Version 8 published in May 2019 is a comprehensive upgrade - moving BRAHMS to new technology and extending its role to manage Natural History collections (Zoology, Botany, Fossils, etc.).
The project is based at the University of Oxford and is now managed by Oxford University Innovation (OUI).
As of 2018, BRAHMS v7 was deployed in some 80 countries with projects ranging in size from the taxonomic revisions of small genera to managing some of the world's largest herbaria and national networks. The largest single database with data and images for over 5 million museum specimens runs at the National Herbarium of the Netherlands (Naturalis). The country with the largest number of individual projects is Brazil.
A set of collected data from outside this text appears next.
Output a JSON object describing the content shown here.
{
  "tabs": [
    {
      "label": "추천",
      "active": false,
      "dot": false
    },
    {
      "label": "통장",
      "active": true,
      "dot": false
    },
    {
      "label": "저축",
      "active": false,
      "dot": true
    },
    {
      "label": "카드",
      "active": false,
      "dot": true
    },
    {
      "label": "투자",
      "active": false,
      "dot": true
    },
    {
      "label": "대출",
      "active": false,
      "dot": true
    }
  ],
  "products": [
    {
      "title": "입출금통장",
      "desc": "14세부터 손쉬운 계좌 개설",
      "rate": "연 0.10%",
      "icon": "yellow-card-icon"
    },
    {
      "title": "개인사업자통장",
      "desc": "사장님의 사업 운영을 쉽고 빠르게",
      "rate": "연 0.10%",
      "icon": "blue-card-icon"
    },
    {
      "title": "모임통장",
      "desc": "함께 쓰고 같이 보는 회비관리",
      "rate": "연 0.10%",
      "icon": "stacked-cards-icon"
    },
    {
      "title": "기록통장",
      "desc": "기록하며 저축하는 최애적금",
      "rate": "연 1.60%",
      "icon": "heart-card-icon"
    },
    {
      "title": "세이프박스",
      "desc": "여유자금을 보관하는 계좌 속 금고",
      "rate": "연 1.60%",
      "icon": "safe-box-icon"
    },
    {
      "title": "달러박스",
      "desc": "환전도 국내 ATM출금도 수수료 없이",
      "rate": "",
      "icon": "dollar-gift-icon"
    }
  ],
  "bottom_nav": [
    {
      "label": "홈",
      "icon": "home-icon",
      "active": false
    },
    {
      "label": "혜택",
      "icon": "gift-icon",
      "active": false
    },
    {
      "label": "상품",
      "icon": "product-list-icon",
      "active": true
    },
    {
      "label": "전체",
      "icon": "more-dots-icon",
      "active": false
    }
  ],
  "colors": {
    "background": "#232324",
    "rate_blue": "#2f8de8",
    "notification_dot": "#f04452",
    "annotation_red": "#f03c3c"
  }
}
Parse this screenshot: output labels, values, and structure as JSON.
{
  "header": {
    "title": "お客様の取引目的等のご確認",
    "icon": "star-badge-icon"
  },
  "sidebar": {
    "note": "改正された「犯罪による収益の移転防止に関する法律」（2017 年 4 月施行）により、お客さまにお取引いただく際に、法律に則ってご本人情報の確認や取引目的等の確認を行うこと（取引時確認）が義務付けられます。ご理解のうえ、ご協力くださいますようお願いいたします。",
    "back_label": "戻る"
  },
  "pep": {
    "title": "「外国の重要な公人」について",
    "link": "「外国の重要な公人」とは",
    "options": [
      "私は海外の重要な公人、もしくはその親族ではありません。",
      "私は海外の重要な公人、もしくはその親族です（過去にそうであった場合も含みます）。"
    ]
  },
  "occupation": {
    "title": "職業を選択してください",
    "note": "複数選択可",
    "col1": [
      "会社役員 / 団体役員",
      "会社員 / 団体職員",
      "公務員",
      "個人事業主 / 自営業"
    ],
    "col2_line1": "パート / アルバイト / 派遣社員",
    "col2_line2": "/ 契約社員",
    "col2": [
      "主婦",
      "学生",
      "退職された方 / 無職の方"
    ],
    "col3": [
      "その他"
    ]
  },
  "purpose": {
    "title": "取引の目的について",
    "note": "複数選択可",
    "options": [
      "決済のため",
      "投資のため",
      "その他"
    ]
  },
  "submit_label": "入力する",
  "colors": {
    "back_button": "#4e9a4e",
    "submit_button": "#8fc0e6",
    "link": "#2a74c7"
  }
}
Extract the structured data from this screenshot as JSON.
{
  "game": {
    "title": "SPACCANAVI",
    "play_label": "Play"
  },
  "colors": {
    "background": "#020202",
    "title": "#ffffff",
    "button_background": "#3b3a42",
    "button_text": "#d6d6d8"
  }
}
Example projects: National Herbarium of the Netherlands; The herbaria of the Brazil Amazonian region; The herbaria of South Africa; The herbaria of South East Asia; The Kew Millennium Seed Bank Partnership; RBG Kew UK Overseas Territories projects; The Morton Arboretum, Illinois, USA; Conifers of the World; Plants of Namibia; The National Forest Herbarium of New Zealand; PBI project on the revision of the genus Solanum; The University of Oxford Herbaria and Botanic Garden; An e-monograph of the Caricaceae; The Ancient Oaks of England; Trower Botanical Illustrations; Oxford Plants 400; Singapore Herbarium; L'Erbario di Ulisse Aldrovandi; The National Herbarium of Trinidad and Tobago.
BRAHMS has been developed as a scalable research and management system for preserved and living natural history collections. While derived from earlier versions with respect to much of its functionality, v8 is an entirely new system with updated technologies and data store. Development has been undertaken in consultation with many different categories of user and project.
BRAHMS has a flexible, 3-tiered and modular architecture with common services utilized as required. Individual modules may have their own internal services for specialized purposes. Data are fully integrated system-wide. The modular architecture opens up options for shared development.
BRAHMS is highly intuitive using dynamic, context sensitive ribbon technology similar to that used in MS Office applications. Menu text, tooltips and related help messaging are held in translatable resource files. Setup options allow the selection of background imagery and form banners.
One of the key challenges in developing BRAHMS has been to provide a system that can be scaled up to enterprise level projects with the capability to manage many millions of specimens on servers with suitable IT support - but is equally accessible to the itinerant researcher needing to copy an entire database onto a memory stick.